PALM HARBOR, FL - MARCH 10: Tiger Woods reacts after a chip-in birdie on the ninth green during the third round of the Valspar Championship at Innisbrook Resort Copperhead Course on March 10, 2018 in Palm Harbor, Florida. (Photo by Sam Greenwood/Getty Images) Sam Greenwood/Getty Images

Tiger Woods one shot off Valspar lead setting up sensational Sunday


Tiger Woods one shot off Valspar lead setting up sensational Sunday


PALM HARBOR, Fla. – Tiger Woods has played consistently well for seven consecutive rounds. His swift resurgence leads up to Sunday at the Valspar Championship, where he’s just a shot back of leader Corey Conners entering the final round. 

Woods shot 4-under 67 Saturday in Round 3, his lowest score on Tour since 2015. There will be talk of some great revival at Innisbrook Resort’s Copperhead Course and there has been in a competitive sense. But Woods’ game looked close to or as sharp for much of the Honda Classic two weeks ago.

The revival truly started at PGA National, more of a slow burn, the biggest difference this week being his lack of the big number. Woods hasn’t made double bogey through 54 holes at the Valspar but had three at the Honda, derailing momentum and his chances of winning the tournament.

Woods very much has a chance to win this tournament when he tees off at 1:50 p.m. ET with Brandt Snedeker, who is T-2 and 8 under with Woods and Justin Rose after a 4-under 67. Rose shot 5-under 66 with an eagle hole-out from 120 yards at the par-5 11th hole to get into Sunday’s final pairing with Conners at 2 p.m. ET. Conners, a 26-year-old Canadian who got into the field as an alternate, moved to 9 under with a 3-under 68 and will be going for the wire-to-wire victory.

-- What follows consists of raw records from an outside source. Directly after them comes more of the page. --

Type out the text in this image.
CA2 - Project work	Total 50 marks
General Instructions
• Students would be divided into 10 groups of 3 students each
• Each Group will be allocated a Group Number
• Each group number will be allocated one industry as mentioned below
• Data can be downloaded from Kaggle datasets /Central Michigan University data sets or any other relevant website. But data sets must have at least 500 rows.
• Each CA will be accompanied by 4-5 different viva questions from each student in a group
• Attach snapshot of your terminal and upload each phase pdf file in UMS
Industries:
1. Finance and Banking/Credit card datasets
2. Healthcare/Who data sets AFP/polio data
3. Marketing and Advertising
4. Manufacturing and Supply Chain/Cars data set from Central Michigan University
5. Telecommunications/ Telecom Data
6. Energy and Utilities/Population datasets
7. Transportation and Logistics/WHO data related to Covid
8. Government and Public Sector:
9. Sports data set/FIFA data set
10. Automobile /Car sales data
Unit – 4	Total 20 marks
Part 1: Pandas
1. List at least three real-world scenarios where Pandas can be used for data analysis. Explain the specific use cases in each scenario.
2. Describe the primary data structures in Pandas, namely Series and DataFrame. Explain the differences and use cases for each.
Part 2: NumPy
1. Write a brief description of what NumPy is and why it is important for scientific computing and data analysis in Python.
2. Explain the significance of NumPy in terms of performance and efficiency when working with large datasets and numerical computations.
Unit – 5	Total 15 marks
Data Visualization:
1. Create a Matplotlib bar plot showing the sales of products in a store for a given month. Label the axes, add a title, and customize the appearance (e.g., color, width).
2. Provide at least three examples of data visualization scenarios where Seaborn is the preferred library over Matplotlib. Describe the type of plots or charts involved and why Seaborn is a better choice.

“It feels good to be up here,” Woods said. “I’ve been in this position many times. I’ve won my share of events here and overseas, so I like to be one back or near the lead. I’ve been here before. I just need to execute.”

These will be invaluable reps for Woods, who gets more comfortable with what his fused back will allow him to do every single round. The old swing is gone and it’s never coming back. Still Woods proved Saturday that the new one is capable of creating similar results.

It seems like every chip he hits these days has a chance to go in, and he finally got a short, delicate one to drop from behind the green at nine. Even Snedeker had a huge grin on his face when the ball vanished into the cup.

“That was sweet,” Woods said. “We’ve been calling for one all year. I hit some good shots. I finally got one.”

He drained a putt from 22 feet for birdie at No. 10 underneath an overcast sky similar in color to his dark gray slacks and cap, contrasting Woods’ bright pink Nike shirt that helped him stand out in a crowd even more than normal.

About the crowd.

It can be tough to deal with for tournament employees and fellow competitors. It’s so loud and overpowering, a true mob just trying to get close to Woods for the same reasons all people want to be close to anyone who makes them feel good or experience something that makes them feel like they matter.

Woods hit a good iron off the tee at No. 12 to the middle of the fairway and the fans at the Hooters Owls Nest, which surrounds the green, were so loud he had to pause for a moment before he hit his second shot to let the applause die down.

Woods stuck his approach to 8 feet and the fans began chanting his name as he walked closer and closer to the green. Closer to them.

“Ti-Ger! Ti-Ger! Ti-Ger!”

Lights omitting from the tents which surround the 12th green provided a stadium-like feel against the dark sky. Tiger was back in the arena, not just back playing solid golf on the PGA Tour but chasing an inexperienced leader trying to put himself in position to win on Sunday.

This mattered.

“You feel like you’re back … back in the good old days, for sure,” caddie Joe LaCava said.

Woods knows better than anyone those days aren’t sure to last, but the progress he’s made and the work he’s put in have led to this moment. He’s waited five years for a day like Sunday.

“I’m excited,” Woods said. “I’ve been ready to go.”